The perfect antidote to your digital diet, this delightful eulogy of all things analog crosses categories and generations to celebrate the timeless allure of tactile experience and real-time interaction over the evanescence of the virtual.
The analog renaissance is underway and growing to encompass not just turntables and film cameras but also transistor radios, camcorders, mercury thermometers, xerox machines and compasses. Beautifully designed and packed with fascinating information and superb illustrations, this timely and uniquely wide-ranging compendium of analog objects celebrates the way we used to communicate with each other – how we listened to recorded music, told the time, wrote a letter, watched a film, and took a picture.
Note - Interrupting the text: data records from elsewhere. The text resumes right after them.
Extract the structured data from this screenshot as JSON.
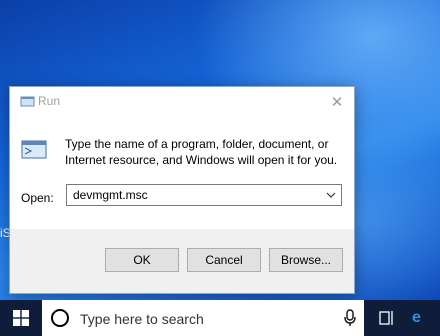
{
  "desktop": {
    "edge_text": "iS"
  },
  "dialog": {
    "title": "Run",
    "description": "Type the name of a program, folder, document, or Internet resource, and Windows will open it for you.",
    "open_label": "Open:",
    "open_value": "devmgmt.msc",
    "buttons": {
      "ok": "OK",
      "cancel": "Cancel",
      "browse": "Browse..."
    },
    "icons": {
      "title": "run-icon",
      "body": "run-icon",
      "close": "close-icon",
      "dropdown": "chevron-down-icon"
    }
  },
  "taskbar": {
    "search_placeholder": "Type here to search",
    "icons": [
      "windows-start-icon",
      "search-icon",
      "microphone-icon",
      "task-view-icon",
      "edge-icon"
    ]
  },
  "colors": {
    "taskbar": "#0f1d3a",
    "desktop_accent": "#1565d8"
  }
}
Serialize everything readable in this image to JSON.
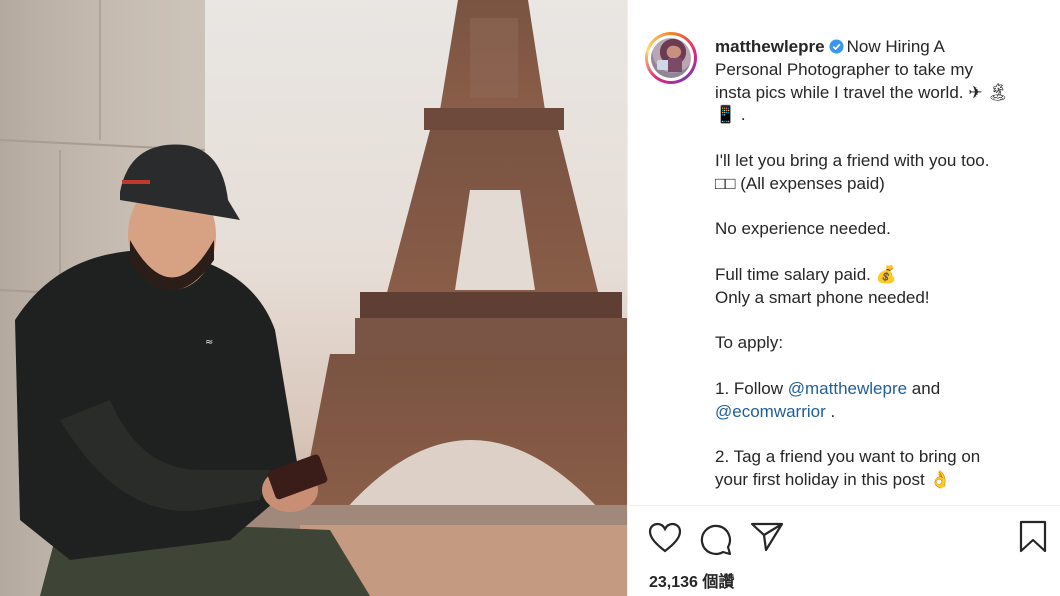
{
  "post": {
    "username": "matthewlepre",
    "caption_lines": [
      [
        "Now Hiring A",
        "Personal Photographer to take my",
        "insta pics while I travel the world. ✈ 🏝",
        "📱 ."
      ],
      [
        "I'll let you bring a friend with you too.",
        "□□ (All expenses paid)"
      ],
      [
        "No experience needed."
      ],
      [
        "Full time salary paid. 💰",
        "Only a smart phone needed!"
      ],
      [
        "To apply:"
      ]
    ],
    "follow_prefix": "1. Follow ",
    "mention_1": "@matthewlepre",
    "follow_and": " and",
    "mention_2": "@ecomwarrior",
    "follow_end": " .",
    "tag_line_1": "2. Tag a friend you want to bring on",
    "tag_line_2": "your first holiday in this post 👌",
    "likes_text": "23,136 個讚"
  },
  "icons": {
    "like": "heart-icon",
    "comment": "comment-icon",
    "share": "share-icon",
    "save": "bookmark-icon",
    "verified": "verified-badge-icon"
  },
  "colors": {
    "verified_blue": "#3897f0",
    "mention_blue": "#1f5e9a",
    "text": "#262626"
  }
}
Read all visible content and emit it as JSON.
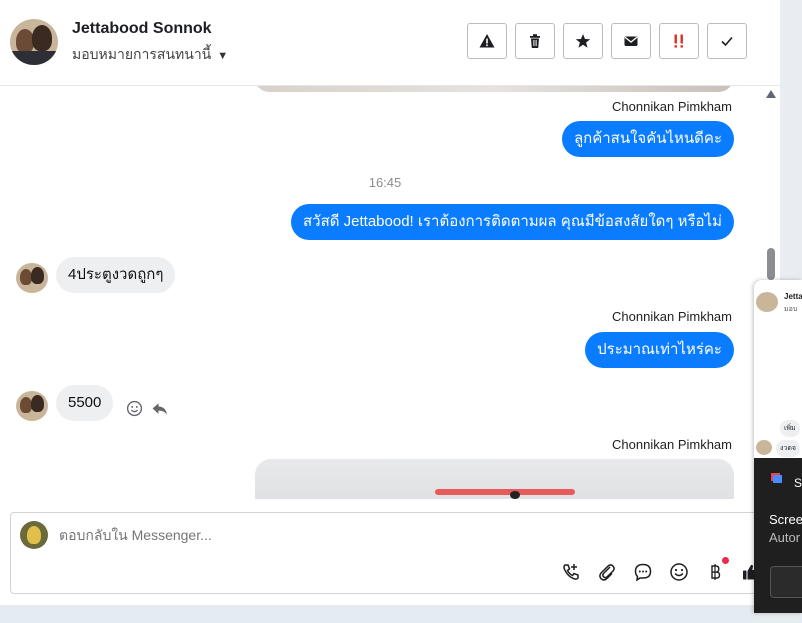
{
  "header": {
    "contact_name": "Jettabood Sonnok",
    "assign_label": "มอบหมายการสนทนานี้",
    "actions": [
      "warning-icon",
      "trash-icon",
      "star-icon",
      "envelope-icon",
      "spam-icon",
      "check-icon"
    ]
  },
  "messages": {
    "sender1": "Chonnikan Pimkham",
    "out1": "ลูกค้าสนใจคันไหนดีคะ",
    "time1": "16:45",
    "out2": "สวัสดี Jettabood! เราต้องการติดตามผล คุณมีข้อสงสัยใดๆ หรือไม่",
    "in1": "4ประตูงวดถูกๆ",
    "sender2": "Chonnikan Pimkham",
    "out3": "ประมาณเท่าไหร่คะ",
    "in2": "5500",
    "sender3": "Chonnikan Pimkham"
  },
  "composer": {
    "placeholder": "ตอบกลับใน Messenger...",
    "tools": [
      "phone-add-icon",
      "paperclip-icon",
      "speech-bubble-icon",
      "emoji-icon",
      "baht-icon",
      "thumbs-up-icon"
    ]
  },
  "overlay": {
    "mini_name": "Jetta",
    "mini_sub": "มอบ",
    "mini_msg1": "เพิ่ม",
    "mini_msg2": "งวดจ",
    "panel_title": "Sh",
    "line1": "Scree",
    "line2": "Autor"
  },
  "colors": {
    "accent": "#0a7cff",
    "spam": "#d93025"
  }
}
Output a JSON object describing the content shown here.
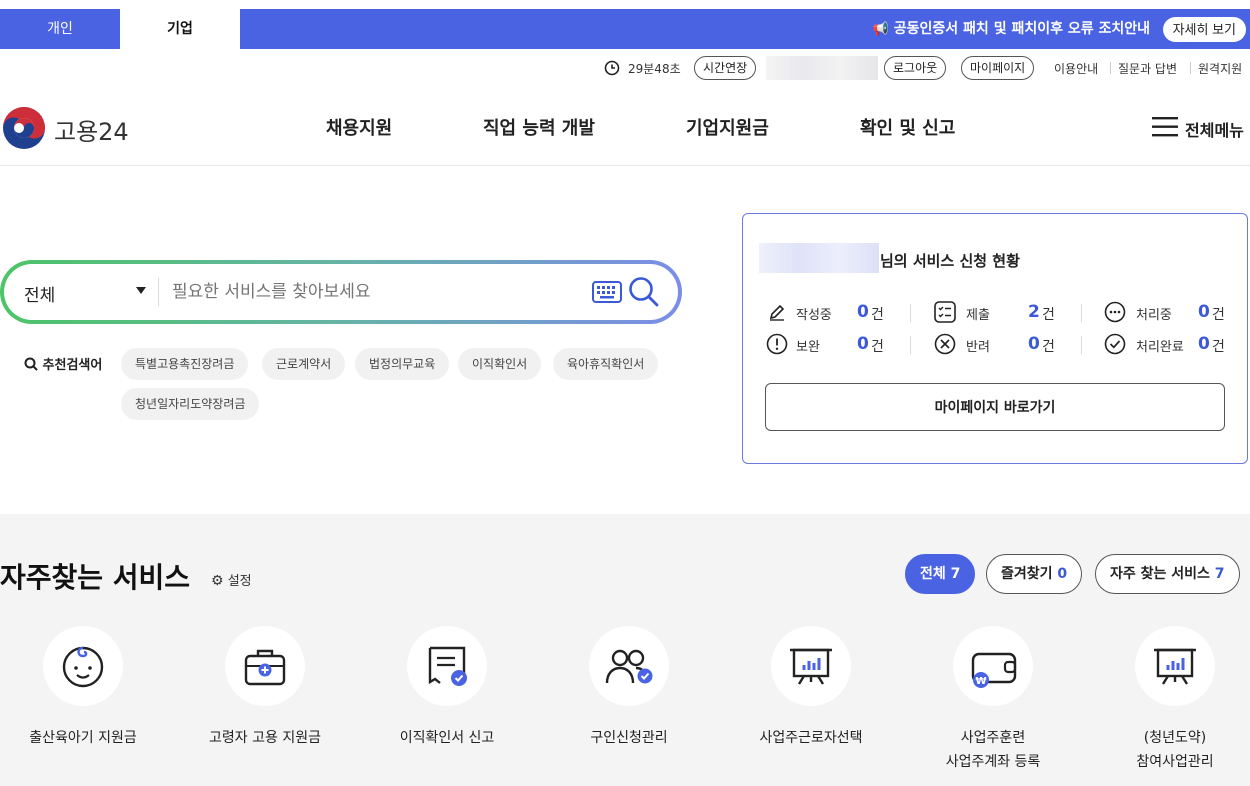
{
  "topbar": {
    "tabs": [
      {
        "label": "개인"
      },
      {
        "label": "기업"
      }
    ],
    "notice": "공동인증서 패치 및 패치이후 오류 조치안내",
    "notice_button": "자세히 보기"
  },
  "utility": {
    "timer": "29분48초",
    "extend": "시간연장",
    "logout": "로그아웃",
    "mypage": "마이페이지",
    "links": [
      "이용안내",
      "질문과 답변",
      "원격지원"
    ]
  },
  "header": {
    "logo_text": "고용24",
    "nav": [
      "채용지원",
      "직업 능력 개발",
      "기업지원금",
      "확인 및 신고"
    ],
    "all_menu": "전체메뉴"
  },
  "search": {
    "category": "전체",
    "placeholder": "필요한 서비스를 찾아보세요",
    "recommend_label": "추천검색어",
    "keywords": [
      "특별고용촉진장려금",
      "근로계약서",
      "법정의무교육",
      "이직확인서",
      "육아휴직확인서",
      "청년일자리도약장려금"
    ]
  },
  "status_card": {
    "title": "님의 서비스 신청 현황",
    "items": [
      {
        "label": "작성중",
        "count": "0",
        "unit": "건",
        "icon": "pencil-icon"
      },
      {
        "label": "제출",
        "count": "2",
        "unit": "건",
        "icon": "checklist-icon"
      },
      {
        "label": "처리중",
        "count": "0",
        "unit": "건",
        "icon": "ellipsis-icon"
      },
      {
        "label": "보완",
        "count": "0",
        "unit": "건",
        "icon": "exclamation-icon"
      },
      {
        "label": "반려",
        "count": "0",
        "unit": "건",
        "icon": "x-circle-icon"
      },
      {
        "label": "처리완료",
        "count": "0",
        "unit": "건",
        "icon": "check-circle-icon"
      }
    ],
    "mypage_button": "마이페이지 바로가기"
  },
  "services": {
    "title": "자주찾는 서비스",
    "settings": "설정",
    "filters": [
      {
        "label": "전체",
        "count": "7"
      },
      {
        "label": "즐겨찾기",
        "count": "0"
      },
      {
        "label": "자주 찾는 서비스",
        "count": "7"
      }
    ],
    "items": [
      {
        "label": "출산육아기 지원금",
        "icon": "baby-icon"
      },
      {
        "label": "고령자 고용 지원금",
        "icon": "briefcase-icon"
      },
      {
        "label": "이직확인서 신고",
        "icon": "document-check-icon"
      },
      {
        "label": "구인신청관리",
        "icon": "people-check-icon"
      },
      {
        "label": "사업주근로자선택",
        "icon": "presentation-chart-icon"
      },
      {
        "label": "사업주훈련",
        "label2": "사업주계좌 등록",
        "icon": "wallet-won-icon"
      },
      {
        "label": "(청년도약)",
        "label2": "참여사업관리",
        "icon": "presentation-chart-icon"
      }
    ]
  },
  "colors": {
    "brand": "#4a63e2",
    "accent_num": "#3b58d8",
    "section_bg": "#f4f4f4"
  }
}
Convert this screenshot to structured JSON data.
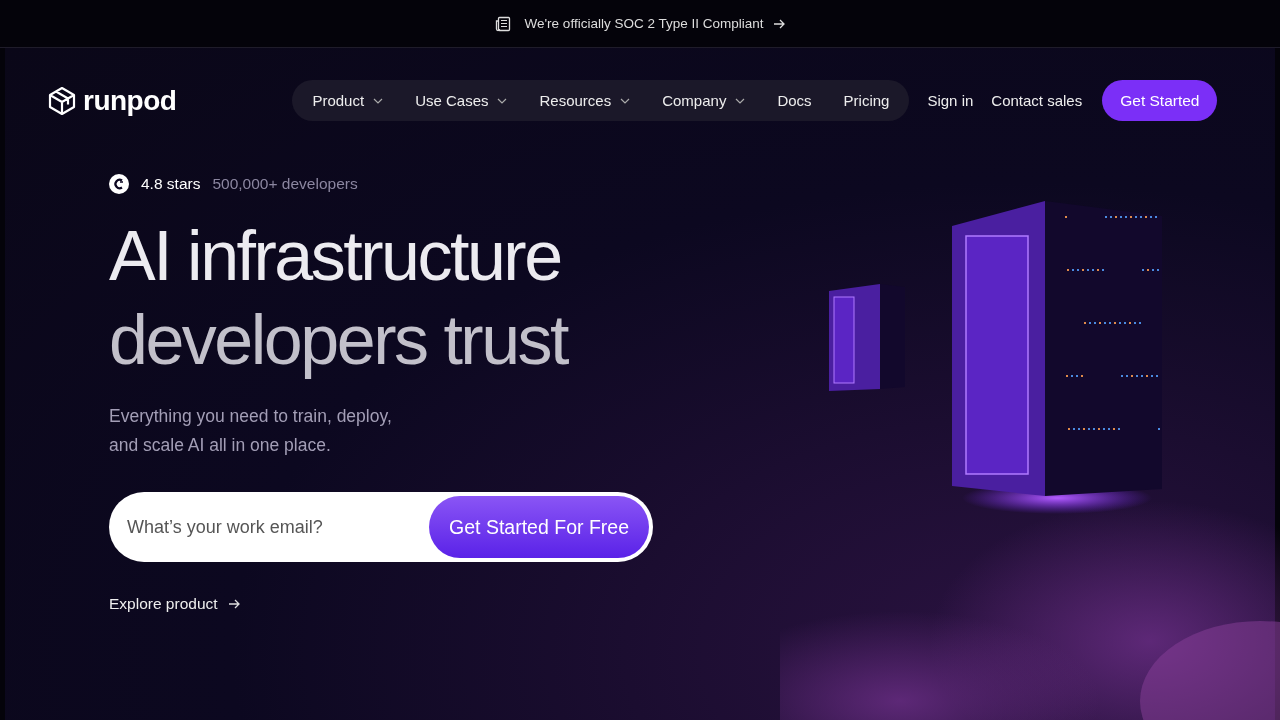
{
  "announcement": {
    "text": "We're officially SOC 2 Type II Compliant"
  },
  "header": {
    "logo": "runpod",
    "nav": [
      {
        "label": "Product",
        "has_menu": true
      },
      {
        "label": "Use Cases",
        "has_menu": true
      },
      {
        "label": "Resources",
        "has_menu": true
      },
      {
        "label": "Company",
        "has_menu": true
      },
      {
        "label": "Docs",
        "has_menu": false
      },
      {
        "label": "Pricing",
        "has_menu": false
      }
    ],
    "links": [
      "Sign in",
      "Contact sales"
    ],
    "cta": "Get Started"
  },
  "hero": {
    "rating": "4.8 stars",
    "developers": "500,000+ developers",
    "headline": [
      "AI infrastructure",
      "developers trust"
    ],
    "subtitle": [
      "Everything you need to train, deploy,",
      "and scale AI all in one place."
    ],
    "email": {
      "placeholder": "What’s your work email?"
    },
    "submit": "Get Started For Free",
    "explore": "Explore product"
  }
}
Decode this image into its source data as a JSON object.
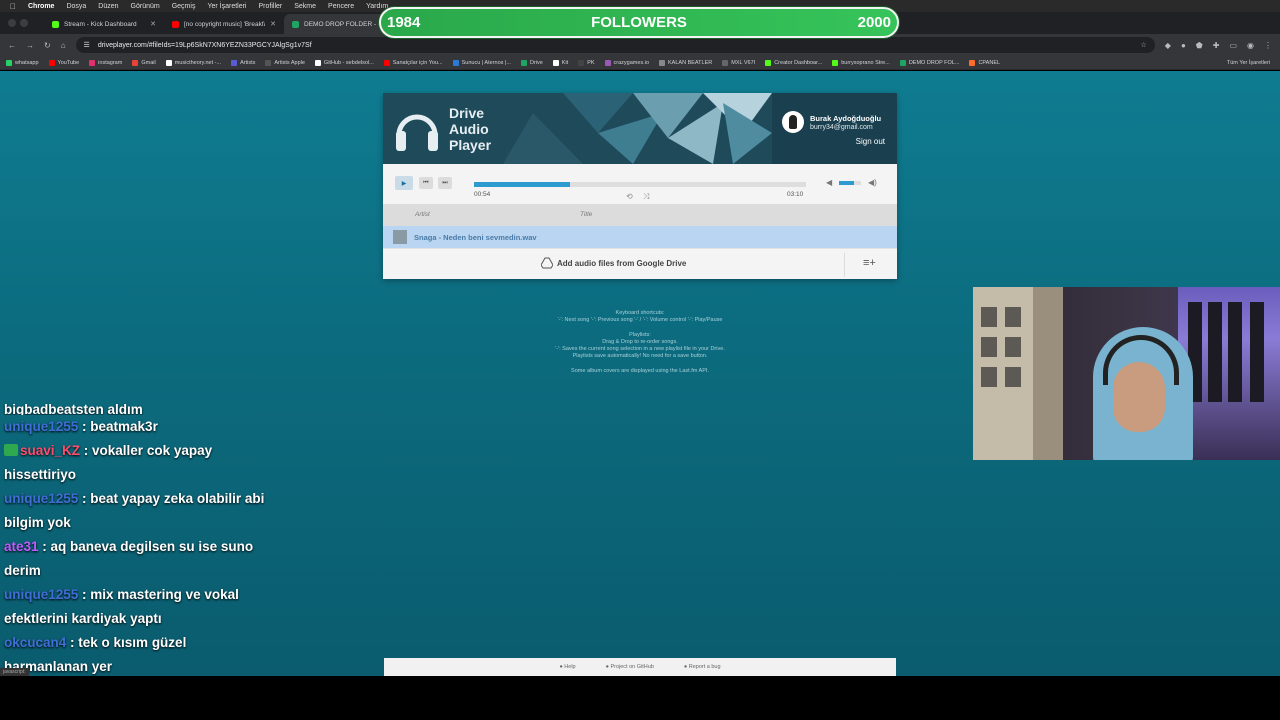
{
  "menubar": {
    "items": [
      "Chrome",
      "Dosya",
      "Düzen",
      "Görünüm",
      "Geçmiş",
      "Yer İşaretleri",
      "Profiller",
      "Sekme",
      "Pencere",
      "Yardım"
    ]
  },
  "tabs": [
    {
      "label": "Stream - Kick Dashboard",
      "color": "#53fc18"
    },
    {
      "label": "[no copyright music] 'Breakfa",
      "color": "#ff0000"
    },
    {
      "label": "DEMO DROP FOLDER - Goo",
      "color": "#1fa463"
    }
  ],
  "address": {
    "url": "driveplayer.com/#fileIds=19Lp6SkN7XN6YEZN33PGCYJAlgSg1v7Sf"
  },
  "bookmarks": [
    {
      "label": "whatsapp",
      "color": "#25d366"
    },
    {
      "label": "YouTube",
      "color": "#ff0000"
    },
    {
      "label": "instagram",
      "color": "#e1306c"
    },
    {
      "label": "Gmail",
      "color": "#ea4335"
    },
    {
      "label": "musictheory.net -...",
      "color": "#ffffff"
    },
    {
      "label": "Artists",
      "color": "#5b5bd6"
    },
    {
      "label": "Artists Apple",
      "color": "#555555"
    },
    {
      "label": "GitHub - sebdelsol...",
      "color": "#ffffff"
    },
    {
      "label": "Sanatçılar için You...",
      "color": "#ff0000"
    },
    {
      "label": "Sunucu | Aternos |...",
      "color": "#2b7bd6"
    },
    {
      "label": "Drive",
      "color": "#1fa463"
    },
    {
      "label": "Kit",
      "color": "#ffffff"
    },
    {
      "label": "PK",
      "color": "#444444"
    },
    {
      "label": "crazygames.io",
      "color": "#9b59b6"
    },
    {
      "label": "KALAN BEATLER",
      "color": "#888888"
    },
    {
      "label": "MXL V67I",
      "color": "#666666"
    },
    {
      "label": "Creator Dashboar...",
      "color": "#53fc18"
    },
    {
      "label": "burrysoprano Stre...",
      "color": "#53fc18"
    },
    {
      "label": "DEMO DROP FOL...",
      "color": "#1fa463"
    },
    {
      "label": "CPANEL",
      "color": "#ff6c2c"
    }
  ],
  "bookmarks_all": "Tüm Yer İşaretleri",
  "player": {
    "brand": [
      "Drive",
      "Audio",
      "Player"
    ],
    "user_name": "Burak Aydoğduoğlu",
    "user_email": "burry34@gmail.com",
    "sign_out": "Sign out",
    "current_time": "00:54",
    "total_time": "03:10",
    "progress": 0.29,
    "volume": 0.7,
    "col_artist": "Artist",
    "col_title": "Title",
    "track": "Snaga - Neden beni sevmedin.wav",
    "add_files": "Add audio files from Google Drive"
  },
  "help": {
    "kb_title": "Keyboard shortcuts:",
    "kb_text": "'-': Next song  '-': Previous song  '-' / '-': Volume control  '-': Play/Pause",
    "pl_title": "Playlists:",
    "pl_line1": "Drag & Drop to re-order songs.",
    "pl_line2": "'-': Saves the current song selection in a new playlist file in your Drive.",
    "pl_line3": "Playlists save automatically! No need for a save button.",
    "covers": "Some album covers are displayed using the Last.fm API."
  },
  "footer": {
    "help": "Help",
    "github": "Project on GitHub",
    "bug": "Report a bug"
  },
  "chat": {
    "cut_line": "bigbadbeatsten aldım",
    "messages": [
      {
        "user": "unique1255",
        "color": "#3f6fd6",
        "text": "beatmak3r",
        "cont": ""
      },
      {
        "user": "suavi_KZ",
        "color": "#ff4d6d",
        "text": "vokaller cok yapay",
        "cont": "hissettiriyo",
        "badge": true
      },
      {
        "user": "unique1255",
        "color": "#3f6fd6",
        "text": "beat yapay zeka olabilir abi",
        "cont": "bilgim yok"
      },
      {
        "user": "ate31",
        "color": "#c05bff",
        "text": "aq baneva degilsen su ise suno",
        "cont": "derim"
      },
      {
        "user": "unique1255",
        "color": "#3f6fd6",
        "text": "mix mastering ve vokal",
        "cont": "efektlerini kardiyak yaptı"
      },
      {
        "user": "okcucan4",
        "color": "#3f6fd6",
        "text": "tek o kısım güzel",
        "cont": "harmanlanan yer"
      }
    ]
  },
  "status": "javascript:",
  "followers": {
    "current": "1984",
    "label": "FOLLOWERS",
    "goal": "2000"
  }
}
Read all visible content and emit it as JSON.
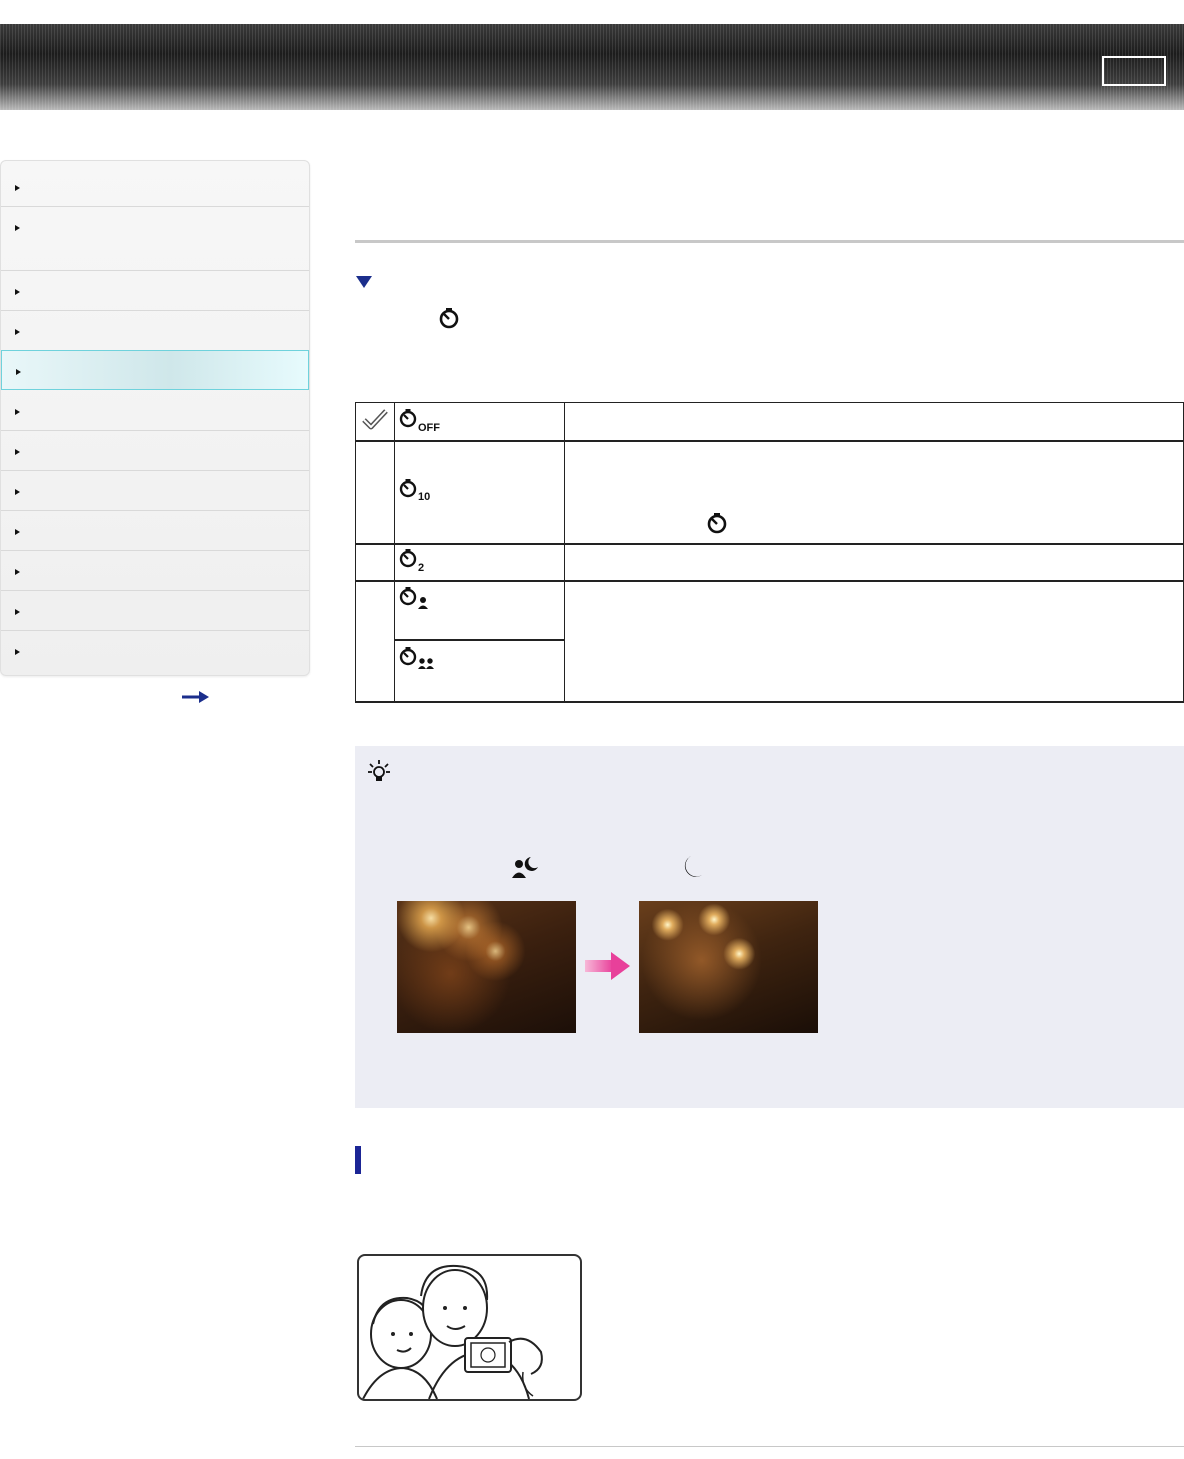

Organized into broad categories of information, sound, vision, and communication, this nostalgic trip down product design’s memory lane profiles 250 objects that revolutionized communication, entertainment, and creative expression in their own time—some of which have been reclaimed in ours. Along the way, it reveals a variety of stories – which companies made the greatest contributions to design – Sony, Braun, Brionvega, and Bang & Olufsen; the evolution of music formats, from vinyl to compact disk; and cameras from Brownie to Instamatic. An inspirational guide for analog aficionados, designers and collectors, this is also a charming cultural history of everyday objects that bridge generations and transcend time.
Deyan Sudjic is Director of the Design Museum. He was born in London, and studied architecture in Edinburgh. He has worked as a critic for The Observer and The Sunday Times, as the editor of Domus in Milan, as the director of the Venice Architecture Biennale, and as a curator in Glasgow, Istanbul and Copenhagen. He is the author of B is for Bauhaus, The Language of Things and The Edifice Complex.